TEMPO.CO, Jakarta - Menteri Hukum dan Hak Asasi Manusia Yasonna H. Laoly mengatakan, berdasarkan putusan Mahkamah Agung, seharusnya kementeriannya mengeluarkan surat keputusan kepengurusan Partai Persatuan Pembangunan hasil Muktamar Jakarta pimpinan Djan Faridz. Namun dia mengaku dilarang Mahkamah PPP menerbitkan SK itu.

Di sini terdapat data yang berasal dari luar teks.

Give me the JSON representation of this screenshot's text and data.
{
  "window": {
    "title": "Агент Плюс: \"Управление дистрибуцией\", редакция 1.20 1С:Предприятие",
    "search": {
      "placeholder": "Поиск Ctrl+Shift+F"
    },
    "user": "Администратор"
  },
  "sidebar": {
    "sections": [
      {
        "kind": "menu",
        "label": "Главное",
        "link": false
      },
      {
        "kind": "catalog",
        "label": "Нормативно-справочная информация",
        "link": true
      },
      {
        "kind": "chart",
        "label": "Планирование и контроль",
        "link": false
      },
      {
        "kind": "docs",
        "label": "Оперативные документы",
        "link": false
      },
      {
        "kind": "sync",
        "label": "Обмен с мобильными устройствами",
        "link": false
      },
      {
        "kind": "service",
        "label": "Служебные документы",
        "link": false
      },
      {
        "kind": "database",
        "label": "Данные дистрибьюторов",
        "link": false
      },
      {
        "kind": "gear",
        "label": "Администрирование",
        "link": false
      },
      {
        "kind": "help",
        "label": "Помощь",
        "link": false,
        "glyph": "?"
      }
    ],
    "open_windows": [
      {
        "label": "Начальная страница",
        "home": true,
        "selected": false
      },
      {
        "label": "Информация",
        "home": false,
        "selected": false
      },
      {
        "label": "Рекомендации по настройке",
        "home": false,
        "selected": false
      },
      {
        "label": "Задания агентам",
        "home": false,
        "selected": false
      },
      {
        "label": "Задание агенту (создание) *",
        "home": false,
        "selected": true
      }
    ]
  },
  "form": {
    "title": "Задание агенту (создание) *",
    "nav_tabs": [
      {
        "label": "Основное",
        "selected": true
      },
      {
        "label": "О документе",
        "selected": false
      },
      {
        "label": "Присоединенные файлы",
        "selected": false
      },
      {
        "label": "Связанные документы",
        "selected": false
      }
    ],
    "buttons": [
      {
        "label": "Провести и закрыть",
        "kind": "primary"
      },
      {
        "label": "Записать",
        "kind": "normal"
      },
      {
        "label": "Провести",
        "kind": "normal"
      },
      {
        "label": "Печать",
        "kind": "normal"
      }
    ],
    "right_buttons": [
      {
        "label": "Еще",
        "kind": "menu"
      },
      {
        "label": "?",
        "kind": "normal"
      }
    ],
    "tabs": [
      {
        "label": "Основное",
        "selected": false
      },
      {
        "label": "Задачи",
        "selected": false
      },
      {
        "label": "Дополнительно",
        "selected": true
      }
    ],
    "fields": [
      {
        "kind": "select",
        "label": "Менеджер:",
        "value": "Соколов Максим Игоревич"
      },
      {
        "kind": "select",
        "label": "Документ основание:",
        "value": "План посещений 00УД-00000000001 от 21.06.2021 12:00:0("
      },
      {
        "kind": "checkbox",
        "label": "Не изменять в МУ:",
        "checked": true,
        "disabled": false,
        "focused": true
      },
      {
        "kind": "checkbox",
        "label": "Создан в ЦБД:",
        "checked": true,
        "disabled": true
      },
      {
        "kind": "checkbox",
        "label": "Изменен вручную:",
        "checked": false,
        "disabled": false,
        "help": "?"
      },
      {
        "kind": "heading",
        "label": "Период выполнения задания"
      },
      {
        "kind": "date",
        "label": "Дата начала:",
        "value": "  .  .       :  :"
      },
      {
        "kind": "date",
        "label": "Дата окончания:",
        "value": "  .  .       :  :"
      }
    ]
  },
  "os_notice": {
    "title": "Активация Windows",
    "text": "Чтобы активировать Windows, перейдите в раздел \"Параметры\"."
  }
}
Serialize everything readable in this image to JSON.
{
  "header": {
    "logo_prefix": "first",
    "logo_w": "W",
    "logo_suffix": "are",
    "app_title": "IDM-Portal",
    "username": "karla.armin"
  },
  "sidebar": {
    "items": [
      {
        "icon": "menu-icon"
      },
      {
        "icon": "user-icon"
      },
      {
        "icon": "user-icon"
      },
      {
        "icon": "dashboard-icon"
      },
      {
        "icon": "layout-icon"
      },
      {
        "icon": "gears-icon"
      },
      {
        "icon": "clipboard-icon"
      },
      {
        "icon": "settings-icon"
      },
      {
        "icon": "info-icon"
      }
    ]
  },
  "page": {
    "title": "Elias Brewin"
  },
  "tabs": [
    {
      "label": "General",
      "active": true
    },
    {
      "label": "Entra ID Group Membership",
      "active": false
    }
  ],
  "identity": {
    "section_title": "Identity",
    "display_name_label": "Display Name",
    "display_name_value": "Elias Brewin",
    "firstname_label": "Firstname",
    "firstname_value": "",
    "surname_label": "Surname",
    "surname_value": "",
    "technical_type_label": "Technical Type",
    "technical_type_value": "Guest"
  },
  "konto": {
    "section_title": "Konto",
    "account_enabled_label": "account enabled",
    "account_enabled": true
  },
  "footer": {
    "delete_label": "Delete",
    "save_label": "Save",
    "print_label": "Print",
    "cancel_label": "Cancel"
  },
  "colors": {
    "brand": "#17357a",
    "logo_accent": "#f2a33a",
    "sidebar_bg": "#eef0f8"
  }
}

"Isinya khusus mengatakan agar Kemenkumham jangan dulu keluarkan SK pengesahan karena mereka ingin islah," ujarnya di Istana Negara, Jakarta, Rabu, 13 Januari 2016.
Yasonna tak menyebutkan anggota Mahkamah PPP yang melarangnya. Mahkamah PPP sendiri diketuai Chozin Chumaidy. Menurut Yasonna, konflik PPP sebaiknya diselesaikan secara kekeluargaan. Sebab, jika melalui jalur hukum, hal itu akan membuat konflik lebih dalam di antara kedua kubu. "Para tokoh sesepuh PPP dan Presiden juga mendorong hal itu," katanya.
Namun Yasonna mengaku tetap meminta kubu Djan Faridz melengkapi dokumen dan surat agar bisa mendapatkan SK kepengurusan. Dokumen itu di antaranya surat dari Mahkamah Partai, dokumen muktamar, surat mandat, dan berita acara. "Semua partai juga melakukan itu," tuturnya.
Kemarin, kubu M. Romahurmuziy dan Djan Faridz dipanggil Presiden Joko Widodo ke Istana. Seusai pertemuan, kubu Rommy menyatakan kesediaannya untuk islah selambat-lambatnya 27 hari lagi. Namun Kubu Djan menolaknya.
Menurut Djan Faridz, dalam pertemuan dengan Presiden, ia sudah melaporkan putusan Mahkamah Agung ihwal pembatalan Surat Keputusan Menteri Hukum dan HAM serta pengesahan Muktamar Jakarta. Dengan demikian, kepengurusan yang sah, kata Faridz, adalah pengurus yang diresmikan dalam Munas Jakarta.